Housing Boom Wilts in Indiana City

After rising smartly for many years, home prices in South Bend, Ind., have finally begun to fall-dropping 5% in the second quarter from a year ago.

Home to the University of Notre Dame, South Bend is an oddity in a strong national housing market. Nationally, homes are selling at a record- breaking pace, and prices increased 4% in the second quarter.

But economists say the small city is well worth watching because it may offer an early sign of the boom's slowly running out of steam. They predict many more metropolitan areas will see prices level off or fall in coming quarters.

"We're at the tail end of a very, very substantial boom, and I expect that boom is just about over," said Jason Altman, a research economist at the National Association of Realtors.

A handful of other metropolitan areas experienced median- price declines in the second quarter. Among them were Tallahassee, Fla., Minneapolis-St. Paul, and Norfolk, Va.

In South Bend, Realtors are scratching their heads over the slowdown. After all, median prices rose 11% in 1996 over 1995, and 7% in 1995 over 1994.

"It's been hard for us to understand," said Barb Tharp, a broker who owns Re/Max Connection in Granger, a South Bend suburb.

"Last year was a very, very strong year (with) new companies coming to town," Ms. Tharp said. This year 1,400 homes are listed for resale, and they're slow to go," she said.

"We've had such a good market for 10 years." It's been "boomtown for us," said Marsha Lambright-Huckins, a broker who owns Re/Max 100 in South Bend. Now South Bend is going through "a price correction," she said.

One factor in slow resales has been competition from new homes, Realtors said.

The Department of Commerce reported that permits to build single-family homes were up 17% in 1996 from the year before. In all, 1,019 permits were issued in the South Bend metropolitan area.

And building has tapered off only slightly in recent months, said Julie MacKenzie, executive officer of the Home Builders Association of St. Joseph Valley, Mishiwaka, Ind.

"We've been very, very pleased," Ms. MacKenzie said.

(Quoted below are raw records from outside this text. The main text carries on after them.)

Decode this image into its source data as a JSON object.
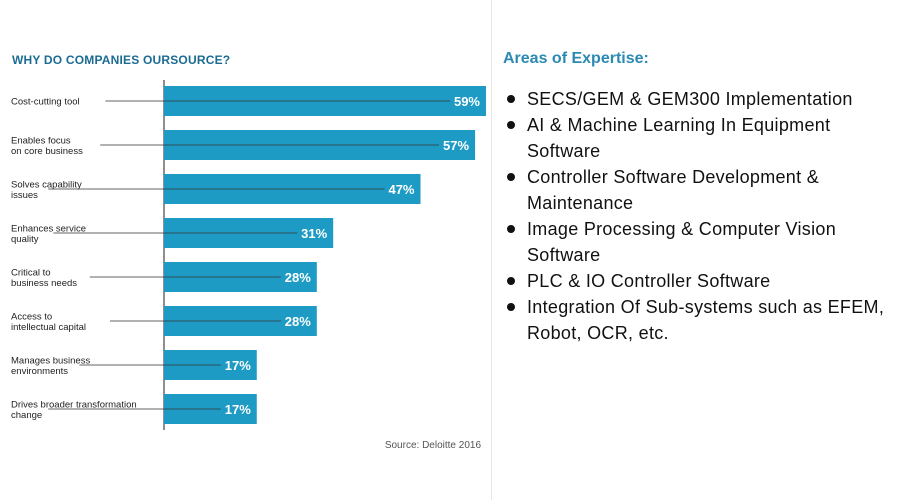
{
  "chart_data": {
    "type": "bar",
    "orientation": "horizontal",
    "title": "WHY DO COMPANIES OURSOURCE?",
    "categories": [
      [
        "Cost-cutting tool"
      ],
      [
        "Enables focus",
        "on core business"
      ],
      [
        "Solves capability",
        "issues"
      ],
      [
        "Enhances service",
        "quality"
      ],
      [
        "Critical to",
        "business needs"
      ],
      [
        "Access to",
        "intellectual capital"
      ],
      [
        "Manages business",
        "environments"
      ],
      [
        "Drives broader transformation",
        "change"
      ]
    ],
    "values": [
      59,
      57,
      47,
      31,
      28,
      28,
      17,
      17
    ],
    "value_labels": [
      "59%",
      "57%",
      "47%",
      "31%",
      "28%",
      "28%",
      "17%",
      "17%"
    ],
    "xlim": [
      0,
      59
    ],
    "grid": false,
    "bar_color": "#1e9bc4",
    "source": "Source: Deloitte 2016"
  },
  "expertise": {
    "title": "Areas of Expertise:",
    "title_color": "#2b8ab3",
    "items": [
      "SECS/GEM & GEM300 Implementation",
      "AI & Machine Learning In Equipment Software",
      "Controller Software Development & Maintenance",
      "Image Processing & Computer Vision Software",
      "PLC & IO Controller Software",
      "Integration Of Sub-systems such as EFEM, Robot, OCR, etc."
    ]
  }
}
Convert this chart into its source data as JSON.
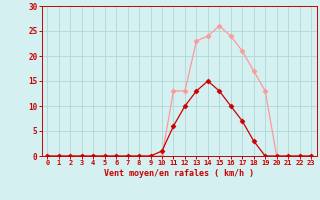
{
  "x_labels": [
    0,
    1,
    2,
    3,
    4,
    5,
    6,
    7,
    8,
    9,
    10,
    11,
    12,
    13,
    14,
    15,
    16,
    17,
    18,
    19,
    20,
    21,
    22,
    23
  ],
  "avg_wind": [
    0,
    0,
    0,
    0,
    0,
    0,
    0,
    0,
    0,
    0,
    1,
    6,
    10,
    13,
    15,
    13,
    10,
    7,
    3,
    0,
    0,
    0,
    0,
    0
  ],
  "gust_wind": [
    0,
    0,
    0,
    0,
    0,
    0,
    0,
    0,
    0,
    0,
    0,
    13,
    13,
    23,
    24,
    26,
    24,
    21,
    17,
    13,
    0,
    0,
    0,
    0
  ],
  "bg_color": "#d4f0f0",
  "grid_color": "#aed8d8",
  "avg_color": "#cc0000",
  "gust_color": "#ff9999",
  "xlabel": "Vent moyen/en rafales ( km/h )",
  "xlabel_color": "#cc0000",
  "tick_color": "#cc0000",
  "ylim": [
    0,
    30
  ],
  "yticks": [
    0,
    5,
    10,
    15,
    20,
    25,
    30
  ],
  "marker": "D",
  "marker_size": 2.5
}
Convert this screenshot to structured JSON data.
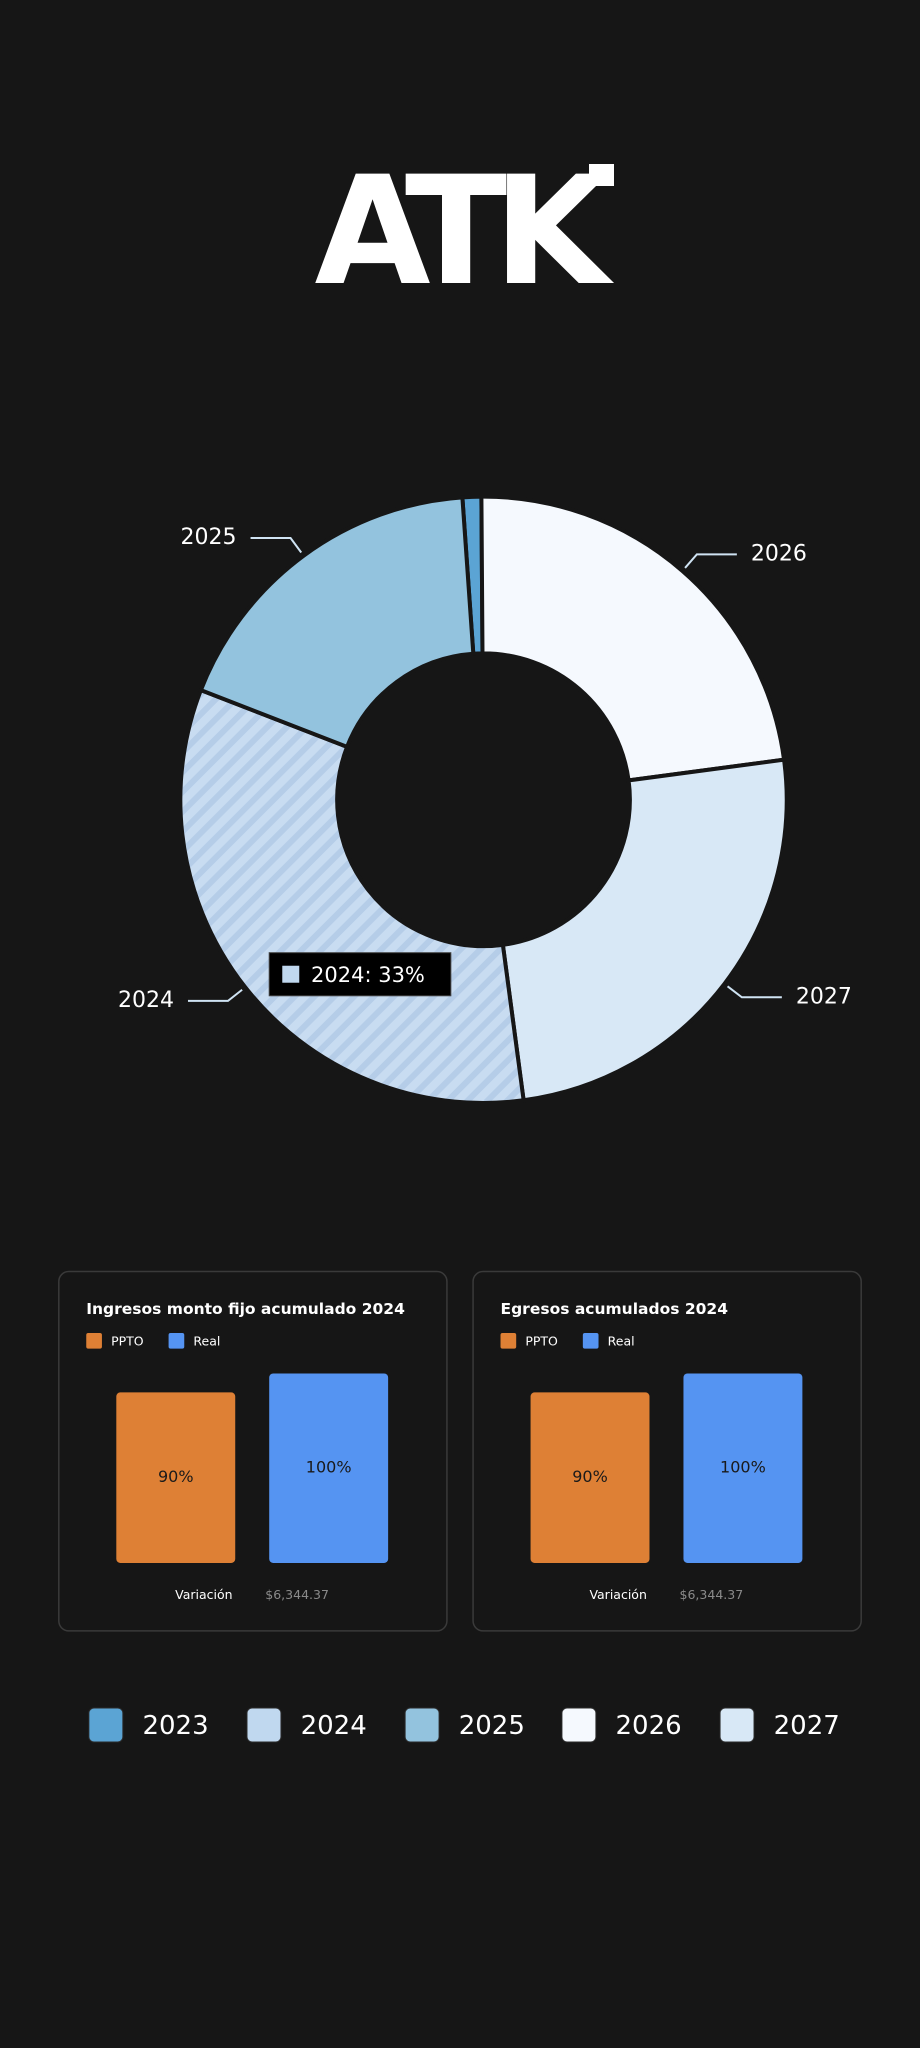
{
  "logo": "ATK",
  "chart_data": [
    {
      "type": "donut",
      "categories": [
        "2023",
        "2024",
        "2025",
        "2026",
        "2027"
      ],
      "values": [
        1,
        33,
        18,
        23,
        25
      ],
      "colors": [
        "#5ba4d4",
        "#c0d8ef",
        "#93c3de",
        "#f5f9fe",
        "#d8e8f6"
      ],
      "hatched": "2024",
      "tooltip": "2024: 33%",
      "legend": "bottom"
    },
    {
      "type": "bar",
      "title": "Ingresos monto fijo acumulado 2024",
      "series": [
        {
          "name": "PPTO",
          "color": "#de8035",
          "values": [
            90
          ],
          "value_labels": [
            "90%"
          ]
        },
        {
          "name": "Real",
          "color": "#5594f2",
          "values": [
            100
          ],
          "value_labels": [
            "100%"
          ]
        }
      ],
      "ylim": [
        0,
        100
      ],
      "footer_label": "Variación",
      "footer_value": "$6,344.37"
    },
    {
      "type": "bar",
      "title": "Egresos acumulados 2024",
      "series": [
        {
          "name": "PPTO",
          "color": "#de8035",
          "values": [
            90
          ],
          "value_labels": [
            "90%"
          ]
        },
        {
          "name": "Real",
          "color": "#5594f2",
          "values": [
            100
          ],
          "value_labels": [
            "100%"
          ]
        }
      ],
      "ylim": [
        0,
        100
      ],
      "footer_label": "Variación",
      "footer_value": "$6,344.37"
    }
  ]
}
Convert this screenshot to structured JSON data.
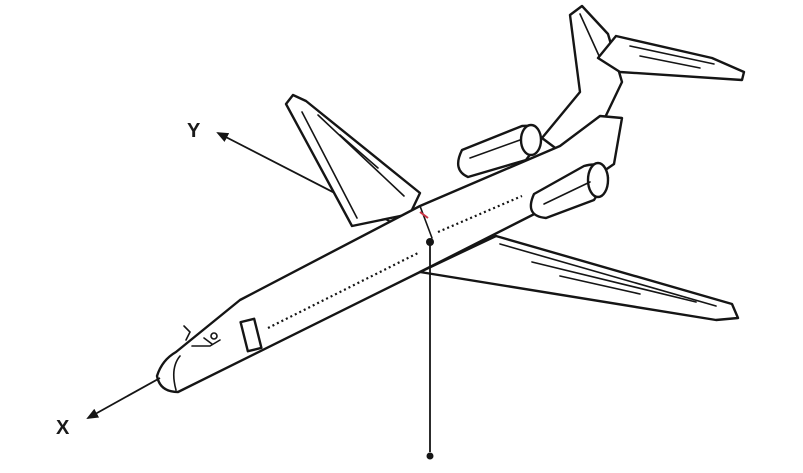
{
  "diagram": {
    "axes": {
      "x_label": "X",
      "y_label": "Y"
    },
    "colors": {
      "line": "#151515",
      "background": "#ffffff",
      "origin_mark": "#cc3344"
    }
  }
}
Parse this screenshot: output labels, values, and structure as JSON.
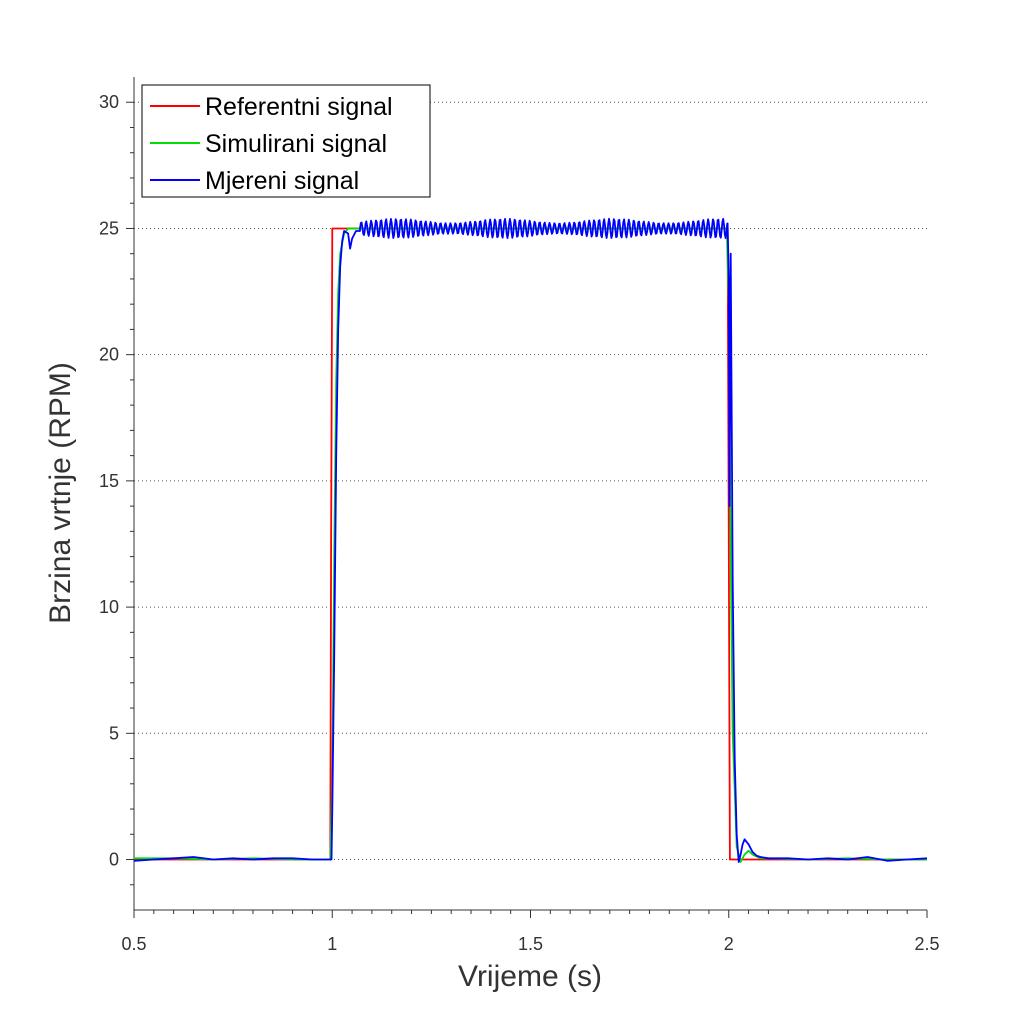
{
  "chart_data": {
    "type": "line",
    "title": "",
    "xlabel": "Vrijeme (s)",
    "ylabel": "Brzina vrtnje (RPM)",
    "xlim": [
      0.5,
      2.5
    ],
    "ylim": [
      -2,
      31
    ],
    "x_ticks": [
      0.5,
      1,
      1.5,
      2,
      2.5
    ],
    "x_tick_labels": [
      "0.5",
      "1",
      "1.5",
      "2",
      "2.5"
    ],
    "y_ticks": [
      0,
      5,
      10,
      15,
      20,
      25,
      30
    ],
    "y_tick_labels": [
      "0",
      "5",
      "10",
      "15",
      "20",
      "25",
      "30"
    ],
    "grid": "horizontal-dotted",
    "legend_position": "top-left",
    "series": [
      {
        "name": "Referentni signal",
        "color": "#ff0000",
        "x": [
          0.5,
          0.995,
          0.997,
          1.0,
          1.003,
          1.997,
          2.0,
          2.003,
          2.5
        ],
        "y": [
          0,
          0,
          12.5,
          25,
          25,
          25,
          12.5,
          0,
          0
        ]
      },
      {
        "name": "Simulirani signal",
        "color": "#00dd00",
        "x": [
          0.5,
          0.6,
          0.7,
          0.8,
          0.9,
          0.995,
          1.0,
          1.005,
          1.01,
          1.015,
          1.02,
          1.03,
          1.04,
          1.05,
          1.1,
          1.5,
          1.995,
          2.0,
          2.005,
          2.01,
          2.02,
          2.03,
          2.04,
          2.05,
          2.06,
          2.08,
          2.1,
          2.2,
          2.3,
          2.4,
          2.5
        ],
        "y": [
          0.05,
          0.05,
          0.0,
          0.05,
          0.0,
          0.0,
          3,
          12,
          19,
          22.5,
          24,
          24.8,
          25,
          25,
          25,
          25,
          25,
          22,
          12,
          5,
          0.5,
          -0.1,
          0.2,
          0.35,
          0.2,
          0.05,
          0.05,
          0.0,
          0.05,
          0.0,
          0.0
        ]
      },
      {
        "name": "Mjereni signal",
        "color": "#0000ff",
        "x": [
          0.5,
          0.55,
          0.6,
          0.65,
          0.7,
          0.75,
          0.8,
          0.85,
          0.9,
          0.95,
          0.998,
          1.0,
          1.005,
          1.01,
          1.015,
          1.02,
          1.025,
          1.03,
          1.04,
          1.045,
          1.05,
          1.06,
          1.07
        ],
        "y": [
          -0.05,
          0.0,
          0.05,
          0.1,
          0.0,
          0.05,
          0.0,
          0.05,
          0.05,
          0.0,
          0.0,
          2,
          8,
          16,
          21,
          23.5,
          24.5,
          24.9,
          24.8,
          24.2,
          24.6,
          24.9,
          24.9
        ],
        "oscillation": {
          "x_start": 1.07,
          "x_end": 1.995,
          "mean": 25.0,
          "amplitude": 0.35,
          "period": 0.0125
        },
        "tail_x": [
          1.997,
          2.0,
          2.002,
          2.005,
          2.01,
          2.015,
          2.02,
          2.025,
          2.03,
          2.035,
          2.04,
          2.05,
          2.06,
          2.07,
          2.08,
          2.1,
          2.15,
          2.2,
          2.25,
          2.3,
          2.35,
          2.4,
          2.45,
          2.5
        ],
        "tail_y": [
          25.2,
          23,
          14,
          24,
          11,
          4,
          1,
          -0.1,
          0.2,
          0.6,
          0.8,
          0.6,
          0.3,
          0.15,
          0.1,
          0.05,
          0.05,
          0.0,
          0.05,
          0.0,
          0.1,
          -0.05,
          0.0,
          0.05
        ]
      }
    ]
  }
}
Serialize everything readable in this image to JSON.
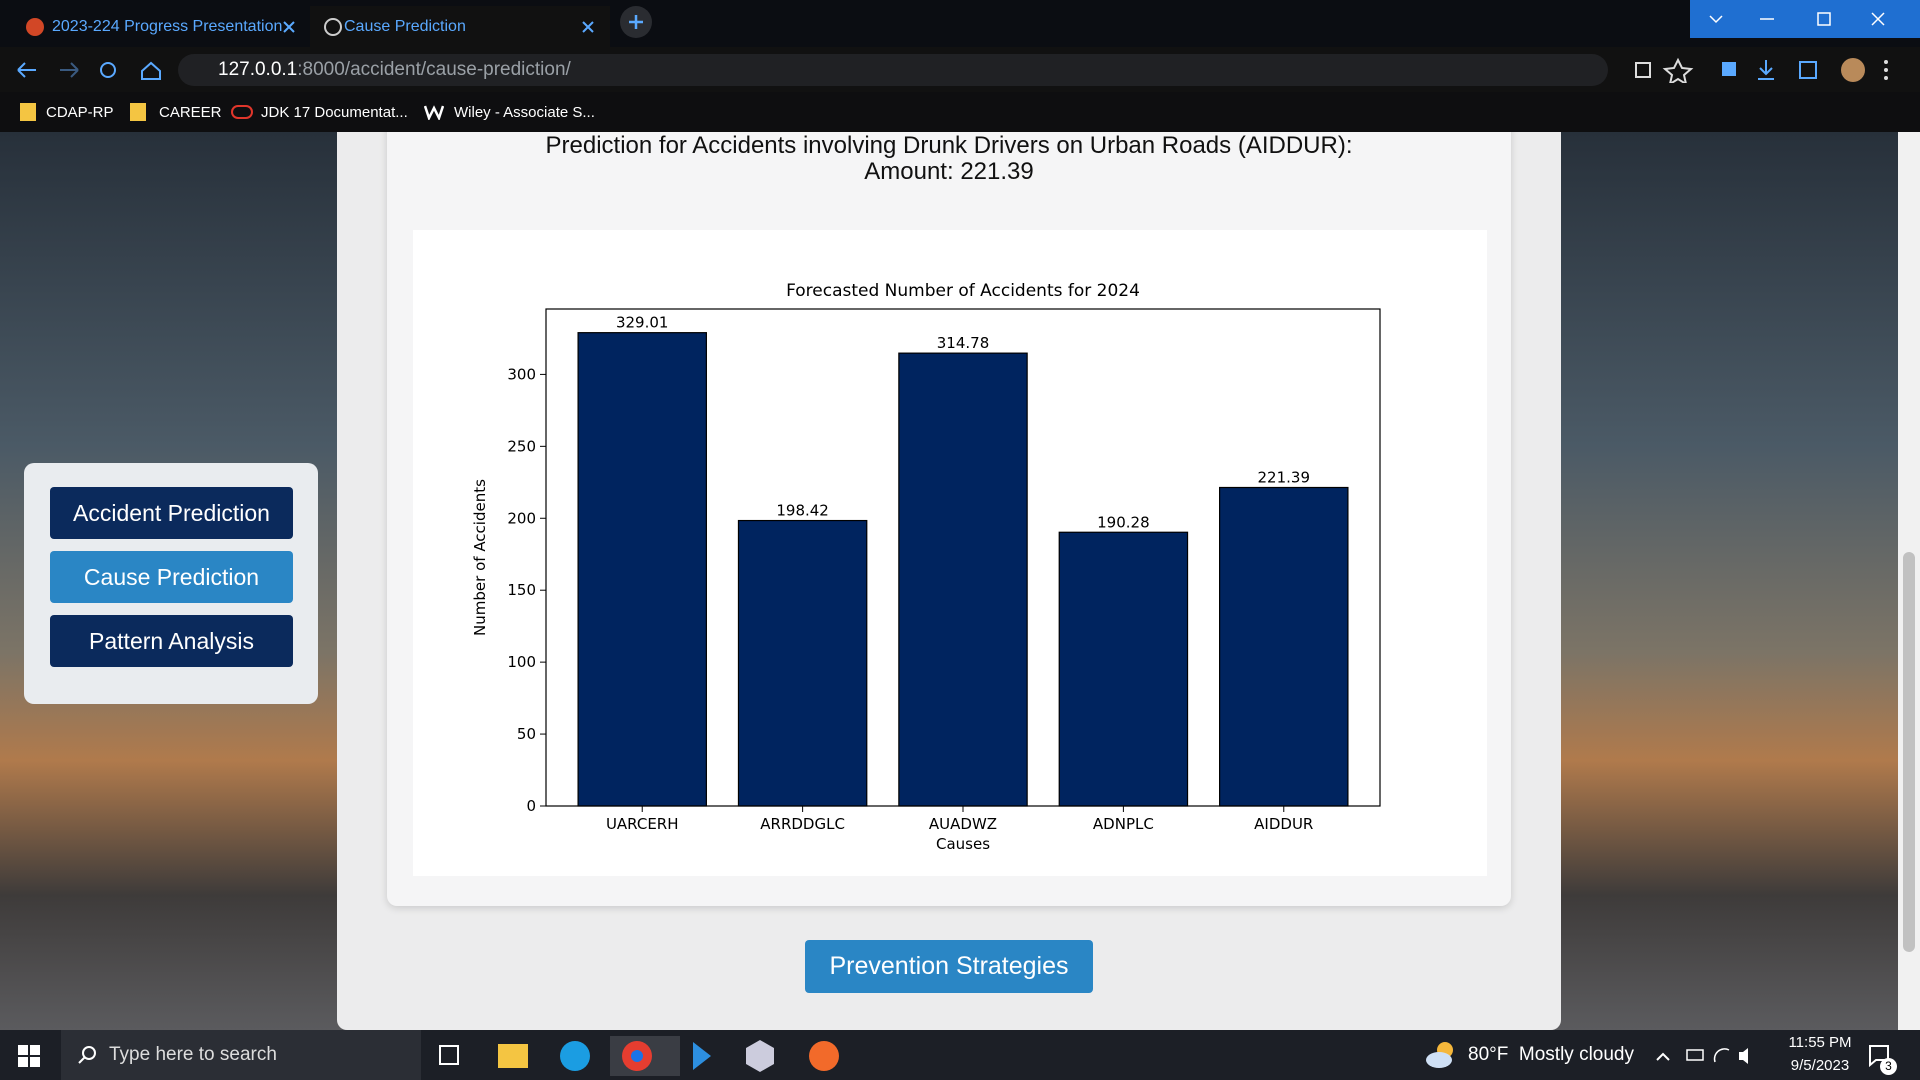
{
  "browser": {
    "tabs": [
      {
        "title": "2023-224 Progress Presentation"
      },
      {
        "title": "Cause Prediction"
      }
    ],
    "url_host": "127.0.0.1",
    "url_path": ":8000/accident/cause-prediction/",
    "bookmarks": [
      "CDAP-RP",
      "CAREER",
      "JDK 17 Documentat...",
      "Wiley - Associate S..."
    ]
  },
  "sidebar": {
    "buttons": [
      "Accident Prediction",
      "Cause Prediction",
      "Pattern Analysis"
    ]
  },
  "result": {
    "heading": "Prediction for Accidents involving Drunk Drivers on Urban Roads (AIDDUR):",
    "amount_label": "Amount: 221.39"
  },
  "chart_data": {
    "type": "bar",
    "title": "Forecasted Number of Accidents for 2024",
    "xlabel": "Causes",
    "ylabel": "Number of Accidents",
    "categories": [
      "UARCERH",
      "ARRDDGLC",
      "AUADWZ",
      "ADNPLC",
      "AIDDUR"
    ],
    "values": [
      329.01,
      198.42,
      314.78,
      190.28,
      221.39
    ],
    "color": "#00245f",
    "edgecolor": "#000000",
    "ylim": [
      0,
      345.46
    ],
    "yticks": [
      0,
      50,
      100,
      150,
      200,
      250,
      300
    ],
    "grid": false
  },
  "action": {
    "button": "Prevention Strategies"
  },
  "taskbar": {
    "search": "Type here to search",
    "weather": "80°F  Mostly cloudy",
    "time": "11:55 PM",
    "date": "9/5/2023",
    "notifications": "3"
  }
}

Builders in the South Bend metropolitan area were issued 496 single- family home building permits through June, down marginally from 503 through June 1996, Commerce Department numbers show.

Though the news is still mostly good in the Midwest and around the nation, Diane C. Swonk, deputy chief economist of First Chicago NBD Corp., is worried that an economic slowdown-when it comes-will hit homeowners and creditors very hard.

"The risks to creditors have never been greater," Ms. Swonk said.

For one thing, after so many years of price rises, she said there's "less upside." Thanks to aggressive mortgage lending and a surge in home equity loans, homeowners have low equity, she said, making them more likely to walk away from their homes if they hit a rough patch financially.

Home prices have been rising steadily in the Midwest since the early 1990s. That's due, in part, to pent-up demand from the 1980s, when high interest rates locked many out of the market.

Prices also have been fueled by strong rates of household formation, as immigrants and single households take advantage of lower interest rates to buy. Supporting these trends, of course, has been a booming economy.

In the Midwest, strong spending by consumers nationally has benefited the auto industry, and strong business investment has led to thousands of new jobs at equipment makers like Caterpillar in Peoria, Ill., and John Deere in Wisconsin and Iowa.

In South Bend, too, job growth has been strong. Unemployment was 2.9% in July.

But the area is adding service jobs-a broad category that includes work at Notre Dame, the area's largest employer, and in health care, retail, and hotels-and shedding factory jobs.

South Bend once boasted famous names like Studebaker and Bendix. They faded away in the 1960s, and the drain continued into this decade. Of 135,400 jobs in July, only 16% were in manufacturing; 77% were in service.